Martin Wolf provides a cogent if sobering analysis of the euro zone crisis (FT article here; Irish Times article here). I previously discussed the “impossible trinity” facing euro zone in posts here and here. The euro is facing an existential threat; there are political limits to the possibility of a transfer union (including limits on potential net transfers under strengthened euro zone mutual insurance mechanisms); and the ECB does not consider a higher inflation/nominal GDP growth target as consistent with its price stability mandate.
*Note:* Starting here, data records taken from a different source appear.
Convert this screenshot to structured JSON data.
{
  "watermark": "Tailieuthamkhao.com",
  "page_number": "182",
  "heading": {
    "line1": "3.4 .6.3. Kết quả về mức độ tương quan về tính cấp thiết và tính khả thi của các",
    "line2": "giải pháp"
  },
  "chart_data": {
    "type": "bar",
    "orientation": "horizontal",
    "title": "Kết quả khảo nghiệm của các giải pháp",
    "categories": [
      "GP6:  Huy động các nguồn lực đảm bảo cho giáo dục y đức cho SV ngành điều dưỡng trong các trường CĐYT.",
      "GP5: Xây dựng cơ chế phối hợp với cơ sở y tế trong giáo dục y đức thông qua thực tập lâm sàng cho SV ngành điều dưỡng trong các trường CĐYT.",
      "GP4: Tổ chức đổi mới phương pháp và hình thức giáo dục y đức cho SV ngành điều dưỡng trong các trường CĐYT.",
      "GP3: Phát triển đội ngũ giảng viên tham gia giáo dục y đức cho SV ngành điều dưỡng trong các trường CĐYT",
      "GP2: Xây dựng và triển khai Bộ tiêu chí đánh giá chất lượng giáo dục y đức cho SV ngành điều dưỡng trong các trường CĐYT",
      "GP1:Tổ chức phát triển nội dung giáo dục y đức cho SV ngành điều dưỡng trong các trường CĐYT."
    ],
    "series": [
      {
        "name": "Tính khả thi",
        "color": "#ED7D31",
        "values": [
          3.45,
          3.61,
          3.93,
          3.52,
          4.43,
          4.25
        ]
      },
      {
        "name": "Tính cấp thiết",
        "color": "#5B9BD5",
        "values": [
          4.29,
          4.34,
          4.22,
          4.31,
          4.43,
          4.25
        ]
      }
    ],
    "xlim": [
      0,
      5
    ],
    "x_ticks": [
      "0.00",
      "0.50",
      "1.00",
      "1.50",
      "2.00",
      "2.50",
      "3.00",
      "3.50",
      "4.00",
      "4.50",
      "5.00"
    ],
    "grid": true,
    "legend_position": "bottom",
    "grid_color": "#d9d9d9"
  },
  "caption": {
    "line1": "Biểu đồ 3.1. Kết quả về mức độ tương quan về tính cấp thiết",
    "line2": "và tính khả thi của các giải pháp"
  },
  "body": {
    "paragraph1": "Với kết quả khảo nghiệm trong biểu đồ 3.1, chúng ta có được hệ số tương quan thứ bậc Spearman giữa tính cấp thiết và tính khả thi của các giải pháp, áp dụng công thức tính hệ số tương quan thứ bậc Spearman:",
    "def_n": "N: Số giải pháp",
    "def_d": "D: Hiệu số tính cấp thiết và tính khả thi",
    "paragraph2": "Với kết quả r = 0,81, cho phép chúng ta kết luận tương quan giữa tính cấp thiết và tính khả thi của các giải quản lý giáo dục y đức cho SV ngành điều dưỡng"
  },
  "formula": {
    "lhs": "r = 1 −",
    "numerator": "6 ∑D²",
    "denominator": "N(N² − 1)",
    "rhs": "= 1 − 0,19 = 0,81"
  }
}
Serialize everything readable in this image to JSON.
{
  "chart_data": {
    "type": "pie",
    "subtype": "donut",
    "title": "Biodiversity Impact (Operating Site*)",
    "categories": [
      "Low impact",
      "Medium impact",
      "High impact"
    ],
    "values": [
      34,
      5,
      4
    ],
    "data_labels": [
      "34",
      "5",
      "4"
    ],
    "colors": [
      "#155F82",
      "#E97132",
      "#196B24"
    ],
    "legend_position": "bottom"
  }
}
Martin Wolf describes the dilemma thus:
If dismantling the euro is out of the question, true federal finance is unavailable and mutual solidarity will remain limited, what is left? The answer is faster adjustment, to bring economies back to health. Indeed, that would be essential even if stronger solidarity were available. The euro zone must not turn the weaker economies of today into depressed regions, permanently supported by transfers, a policy that has blighted the south of Italy.
So how is faster adjustment to be achieved? The answer is through a buoyant euro zone economy and higher wage growth and inflation in core economies than in the enfeebled periphery. Moreover, the required growth strategy is definitely not just a matter of policies for supply.
According to forecasts from the International Monetary Fund, euro zone nominal gross domestic product will rise by a mere 20 per cent between 2008 and 2017. In the latter year, it will be 16 per cent lower than if it had continued to grow at the rate of 4 per cent achieved between 1999 and 2008 (consistent with 2 per cent real growth and 2 per cent inflation).
For the economies under stress, such feeble growth is a disaster: it means that the euro zone as a whole tends to reinforce, rather than offset, their credit contractions and fiscal stringency. They can blame the universal adoption of fiscal stringency and the policies of the European Central Bank, which let the money supply stagnate.
Something may give, and it is potentially disastrous if it is the euro. The possibility of higher nominal growth targets needs to be part of the debate.
On strengthening the mutual insurance mechanisms, the discussion in our Treaty referendum debate of the legal mechanisms to stop the ESM going forward borders on the surreal. The purpose of the fiscal compact is to provide an added degree of assurance that euro zone members will pursue reasonably disciplined policies. The idea is to give other members sufficient confidence (and a degree of political cover) to allow the mutual insurance mechanisms – probably eventually including some form of euro bonds – to develop.